Ces contentieux ne sont pas seulement l'affaire des tribunaux : les organisations professionnelles d'ostéopathes s'en saisissent activement depuis près de deux décennies. Le Syndicat Français Des Ostéopathes (SFDO) explique, sur une page dédiée de son site, mener des actions régulières contre l'exercice illégal de l'ostéopathie et l'usurpation du titre depuis plusieurs années, en s'appuyant depuis 2008 sur une convention avec la DREES lui donnant accès au fichier ADELI pour ses vérifications. Le syndicat indique avoir adressé plusieurs dizaines de courriers recommandés de rappel à la loi à des personnes suspectées d'usurpation, et avoir transmis certains dossiers aux agences régionales de santé en vue d'une transmission au parquet lorsque l'usurpation paraissait caractérisée. Cette mobilisation, documentée depuis plus longtemps que les quatre affaires détaillées ci-dessus, éclaire un enjeu de fond pour la profession : chaque condamnation pénale d'un faux ostéopathe ou d'un praticien qui outrepasse son champ légal expose, en creux, la vulnérabilité d'un titre qui reste plus facile à usurper qu'un titre de médecin, faute d'un contrôle systématique équivalent à celui des professions de santé les plus réglementées.
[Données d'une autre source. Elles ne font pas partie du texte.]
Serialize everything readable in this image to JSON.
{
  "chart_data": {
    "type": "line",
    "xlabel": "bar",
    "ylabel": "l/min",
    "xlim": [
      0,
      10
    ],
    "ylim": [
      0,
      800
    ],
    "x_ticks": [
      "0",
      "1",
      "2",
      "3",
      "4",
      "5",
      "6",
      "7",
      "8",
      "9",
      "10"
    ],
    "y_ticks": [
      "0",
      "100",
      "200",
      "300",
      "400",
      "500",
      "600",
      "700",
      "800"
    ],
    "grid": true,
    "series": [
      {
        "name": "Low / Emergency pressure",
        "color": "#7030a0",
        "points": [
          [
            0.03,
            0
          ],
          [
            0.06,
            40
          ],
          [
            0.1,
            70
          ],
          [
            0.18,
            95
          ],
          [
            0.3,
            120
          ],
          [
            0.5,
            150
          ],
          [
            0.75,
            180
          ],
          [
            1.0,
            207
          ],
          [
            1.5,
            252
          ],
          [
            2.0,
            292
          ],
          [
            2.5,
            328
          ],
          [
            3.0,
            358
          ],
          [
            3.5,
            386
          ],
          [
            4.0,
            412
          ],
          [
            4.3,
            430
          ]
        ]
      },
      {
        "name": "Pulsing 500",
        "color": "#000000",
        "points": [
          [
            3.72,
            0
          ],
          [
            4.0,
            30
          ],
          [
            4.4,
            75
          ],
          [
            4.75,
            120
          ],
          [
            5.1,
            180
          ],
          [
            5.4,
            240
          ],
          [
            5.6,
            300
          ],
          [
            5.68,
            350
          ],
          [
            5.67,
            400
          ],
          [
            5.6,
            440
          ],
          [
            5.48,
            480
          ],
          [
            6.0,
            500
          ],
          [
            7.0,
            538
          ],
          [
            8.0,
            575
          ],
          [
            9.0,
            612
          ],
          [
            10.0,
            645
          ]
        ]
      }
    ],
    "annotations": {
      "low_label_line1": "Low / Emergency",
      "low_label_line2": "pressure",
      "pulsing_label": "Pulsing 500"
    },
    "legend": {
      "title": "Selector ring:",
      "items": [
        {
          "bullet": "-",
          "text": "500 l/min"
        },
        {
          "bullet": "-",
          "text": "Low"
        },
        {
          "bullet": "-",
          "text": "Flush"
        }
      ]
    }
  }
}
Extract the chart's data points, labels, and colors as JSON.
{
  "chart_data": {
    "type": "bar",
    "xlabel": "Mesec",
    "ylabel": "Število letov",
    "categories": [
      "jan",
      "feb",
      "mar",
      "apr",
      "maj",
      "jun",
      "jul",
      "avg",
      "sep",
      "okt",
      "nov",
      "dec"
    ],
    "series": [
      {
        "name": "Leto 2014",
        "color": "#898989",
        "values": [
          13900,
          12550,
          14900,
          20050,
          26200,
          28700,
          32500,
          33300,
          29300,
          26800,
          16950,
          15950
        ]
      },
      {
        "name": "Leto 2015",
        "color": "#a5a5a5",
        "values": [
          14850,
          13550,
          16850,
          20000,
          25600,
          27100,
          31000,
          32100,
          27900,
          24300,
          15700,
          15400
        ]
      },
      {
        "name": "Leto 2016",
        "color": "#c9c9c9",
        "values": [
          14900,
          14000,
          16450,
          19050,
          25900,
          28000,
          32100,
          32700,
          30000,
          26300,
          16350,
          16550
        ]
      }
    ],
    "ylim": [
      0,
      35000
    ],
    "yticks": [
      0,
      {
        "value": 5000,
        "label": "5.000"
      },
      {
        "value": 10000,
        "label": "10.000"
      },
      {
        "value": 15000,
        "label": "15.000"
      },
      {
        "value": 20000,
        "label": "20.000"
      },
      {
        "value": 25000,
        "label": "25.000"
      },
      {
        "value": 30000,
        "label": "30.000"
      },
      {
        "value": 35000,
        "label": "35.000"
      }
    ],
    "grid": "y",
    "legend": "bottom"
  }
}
Prudence pour les patients

Ces affaires ne remettent pas en cause, en tant que telles, l'exercice légal de la naturopathie ou de l'ostéopathie par des praticiens correctement formés et inscrits dans leur discipline — l'ostéopathie bénéficie d'un cadre légal propre depuis la loi du 4 mars 2002 et ses décrets d'application, qui définissent précisément les actes autorisés et ceux qui restent réservés aux professions médicales. Elles rappellent en revanche, comme le soulignent systématiquement les jugements rapportés ci-dessus, qu'un accompagnement en médecines non conventionnelles ne doit jamais se substituer à un diagnostic ou à un traitement médical, et que certains gestes (injections, touchers à visée intime, actes invasifs) n'entrent dans le champ légal d'aucune de ces pratiques. Avant de consulter, il reste possible de vérifier l'inscription d'un ostéopathe au registre ADELI ou RPPS, ainsi que, pour les professions disposant d'un ordre, son inscription au tableau départemental — une précaution simple face à un secteur où, comme le montrent ces dossiers, l'usurpation de titre reste une réalité documentée sur la période récente.